Naturalmente, las denuncias eran otras tantas amenazas sobre cuatro casos que los Gobiernos del PSOE y del PP les encargaron de forma ilegal, hicieron chapuceramente, naufragaron por decaimiento político del fervor de la fiscalía, muy en especial el tratamiento legal del separatismo catalán, y se habían convertido, por su distinto nivel de ilegalidad, en armas de chantaje de unos policías que dejaron de serlo hace varias décadas pero que han sido usados como detectives privados del Gobierno para pesquisas que eran chantajes y chantajes que no pasaban de pesquisas. Si Jordi Pujol está libres y a los de Gurtel, en vísperas del Gran Congreso de Fervor Mariano, les han caído trece años, es porque al Gobierno del PP, como antes al del PSOE, nunca le interesó detener y condenar a Pujolone, sino pactar con él.

Pero como los Chicos de Oro de Interior no son demasiado listos, o al menos no lo ha demostrado el abuelo jubileta, estaban confesando el mismo delito de malversación de fondos que la Fiscalía ha perdonado a los golpistas del 9N, pese a existir facturas sobre los gastos de la Generalidad. Si Pino, Castaño, Villarejo o La Brigada del Micro han perpetrado por su cuenta, sin tutela judicial, investigaciones sobre casos ya juzgados, habrían estado malversando a destajo fondos públicos, delito penado con la cárcel.

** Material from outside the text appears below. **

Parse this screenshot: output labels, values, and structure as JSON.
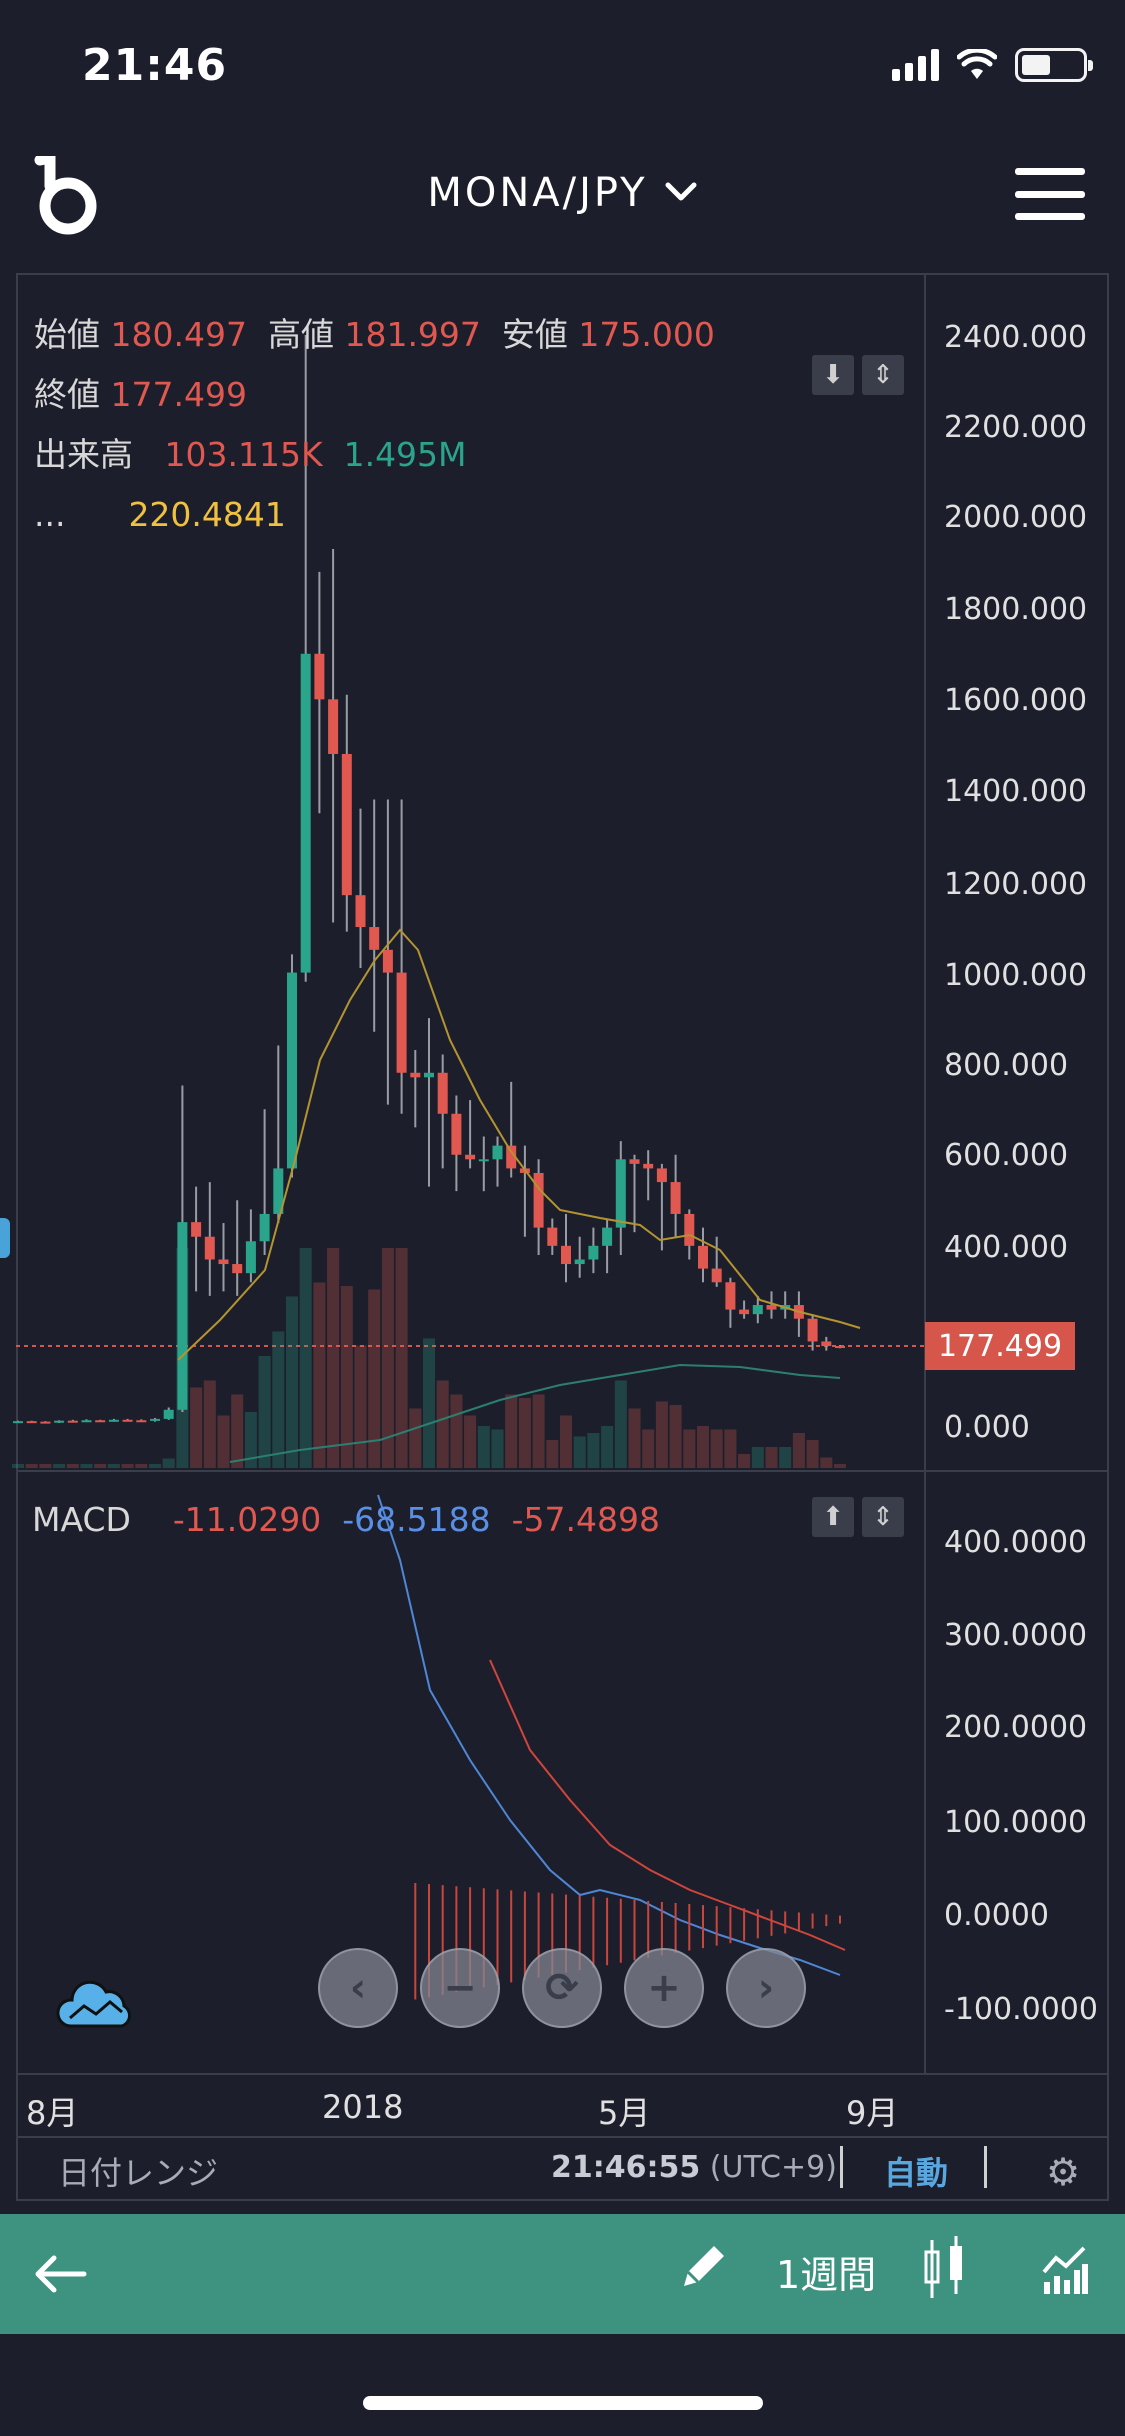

Al día siguiente -porque las conversaciones en la Cloaca Máxima han durado tres días en el papel, con eco en los otros cuatro medios en la Red do mana información cloaquil y que citamos hace tres domingos- el mayor de los Chicos de Oro trató de enmendar su torpeza, pero era tarde. Al día siguiente, toda la banda, o sea, el abnegado grupo de investigadores de Interior fue asignado a la División de Personal, que en aquellos tiempos del periodismo sin cloacas era enviarte a Documentación: un exilio apenas disimulado, un ostracismo con trienios, la jubilación laboral sin apelación. Como el renombramiento de Cospedal refuerza a Zoido, cabría esperar del Ministerio del Interior la continuidad en la limpia de cloacas, pero nada es seguro con Rajoy. El Previsible, como él mismo se definió, es imprevisible.

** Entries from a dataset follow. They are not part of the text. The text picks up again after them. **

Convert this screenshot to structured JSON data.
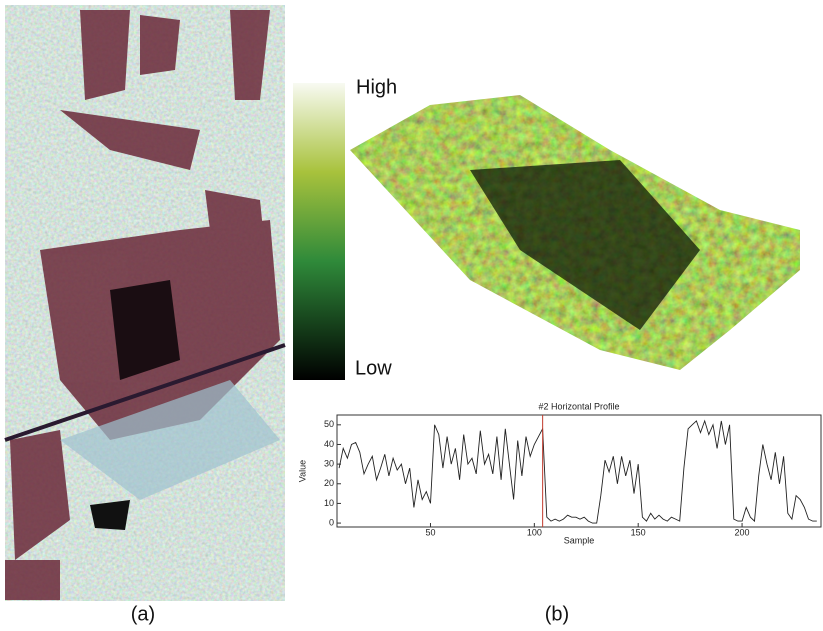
{
  "labels": {
    "a": "(a)",
    "b": "(b)"
  },
  "colorbar": {
    "high": "High",
    "low": "Low"
  },
  "chart_data": {
    "type": "line",
    "title": "#2 Horizontal Profile",
    "x_label": "Sample",
    "y_label": "Value",
    "x": [
      6,
      8,
      10,
      12,
      14,
      16,
      18,
      20,
      22,
      24,
      26,
      28,
      30,
      32,
      34,
      36,
      38,
      40,
      42,
      44,
      46,
      48,
      50,
      52,
      54,
      56,
      58,
      60,
      62,
      64,
      66,
      68,
      70,
      72,
      74,
      76,
      78,
      80,
      82,
      84,
      86,
      88,
      90,
      92,
      94,
      96,
      98,
      100,
      102,
      104,
      106,
      108,
      110,
      112,
      114,
      116,
      118,
      120,
      122,
      124,
      126,
      128,
      130,
      132,
      134,
      136,
      138,
      140,
      142,
      144,
      146,
      148,
      150,
      152,
      154,
      156,
      158,
      160,
      162,
      164,
      166,
      168,
      170,
      172,
      174,
      176,
      178,
      180,
      182,
      184,
      186,
      188,
      190,
      192,
      194,
      196,
      198,
      200,
      202,
      204,
      206,
      208,
      210,
      212,
      214,
      216,
      218,
      220,
      222,
      224,
      226,
      228,
      230,
      232,
      234,
      236
    ],
    "series": [
      {
        "color": "#222222",
        "values": [
          28,
          38,
          33,
          40,
          41,
          36,
          25,
          30,
          34,
          22,
          28,
          35,
          24,
          33,
          27,
          30,
          20,
          28,
          8,
          22,
          12,
          16,
          10,
          50,
          45,
          28,
          44,
          30,
          38,
          22,
          45,
          30,
          33,
          25,
          47,
          30,
          35,
          25,
          44,
          22,
          48,
          30,
          12,
          42,
          24,
          44,
          34,
          40,
          44,
          48,
          3,
          1,
          2,
          1,
          2,
          4,
          3,
          3,
          2,
          3,
          1,
          0,
          0,
          14,
          32,
          26,
          34,
          20,
          34,
          24,
          32,
          15,
          30,
          3,
          1,
          5,
          2,
          4,
          2,
          1,
          3,
          2,
          1,
          28,
          48,
          50,
          52,
          46,
          52,
          45,
          50,
          38,
          52,
          40,
          50,
          2,
          1,
          1,
          8,
          3,
          1,
          24,
          40,
          30,
          22,
          36,
          20,
          34,
          5,
          2,
          14,
          12,
          8,
          2,
          1,
          1
        ]
      }
    ],
    "xlim": [
      5,
      238
    ],
    "ylim": [
      -2,
      55
    ],
    "xticks": [
      50,
      100,
      150,
      200
    ],
    "yticks": [
      0,
      10,
      20,
      30,
      40,
      50
    ],
    "marker_x": 104,
    "marker_color": "#c0392b"
  }
}
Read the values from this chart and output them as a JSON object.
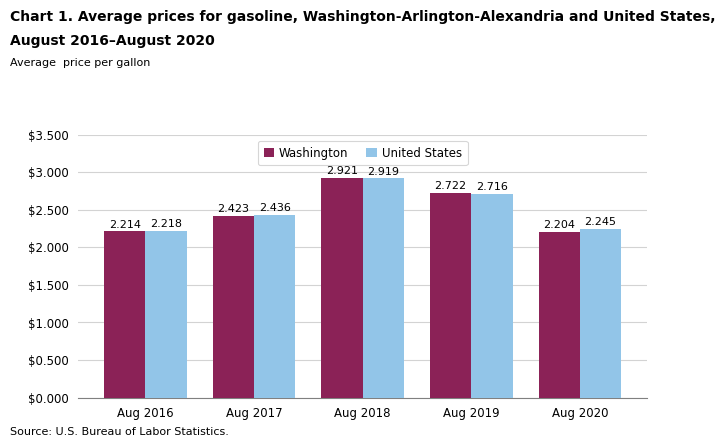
{
  "title_line1": "Chart 1. Average prices for gasoline, Washington-Arlington-Alexandria and United States,",
  "title_line2": "August 2016–August 2020",
  "subtitle": "Average  price per gallon",
  "source": "Source: U.S. Bureau of Labor Statistics.",
  "categories": [
    "Aug 2016",
    "Aug 2017",
    "Aug 2018",
    "Aug 2019",
    "Aug 2020"
  ],
  "washington": [
    2.214,
    2.423,
    2.921,
    2.722,
    2.204
  ],
  "us": [
    2.218,
    2.436,
    2.919,
    2.716,
    2.245
  ],
  "washington_color": "#8B2257",
  "us_color": "#92C5E8",
  "ylim": [
    0,
    3.5
  ],
  "yticks": [
    0.0,
    0.5,
    1.0,
    1.5,
    2.0,
    2.5,
    3.0,
    3.5
  ],
  "legend_labels": [
    "Washington",
    "United States"
  ],
  "bar_width": 0.38,
  "title_fontsize": 10,
  "subtitle_fontsize": 8,
  "tick_fontsize": 8.5,
  "label_fontsize": 8,
  "source_fontsize": 8
}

En el principio, fue La Cloaca

Por otra parte, ese peculiar aspecto de Mariano, entre viejo y eterno, vagamente intemporal, recuerda de forma inquietante el gran hallazgo de la ciencia, esta misma semana, en materia de Evolución. Sin buscarlo, ha aparecido el más antiguo de los seres vivos, el más elemental, cuya imagen, como en la triple pantalla del “Napoleón” de Abel Gance, podemos colocar entre las de Rajoy e Iglesias para ilustrar la absoluta perplejidad nacional. Lo han llamado Saccorhytus, tenía apenas un milímetro de tamaño y vivió en el mar hace unos 540 millones de años. Pero tiene la pasmosa peculiaridad de que es un ser-cloaca, en el que ano y boca se confunden, lo que le daría un aire entre el batiscafo y el micrófono. Este sería su aspecto:

saccorhytus.jpg

Los investigadores británicos y chinos que en “Nature” han identificado este microfósil nos lo presentan como “el primer ancestro prehistórico”,”el ejemplo más primitivo” de los deuterostomados, una categoría biológica que llega hasta los vertebrados, “el ancestro común de una gran variedad de especies, el primer paso en la evolución que cientos de millones de años más tarde llevó hasta los humanos”.

Para mí que es el primer fósil del Primer Ministerio del Interior.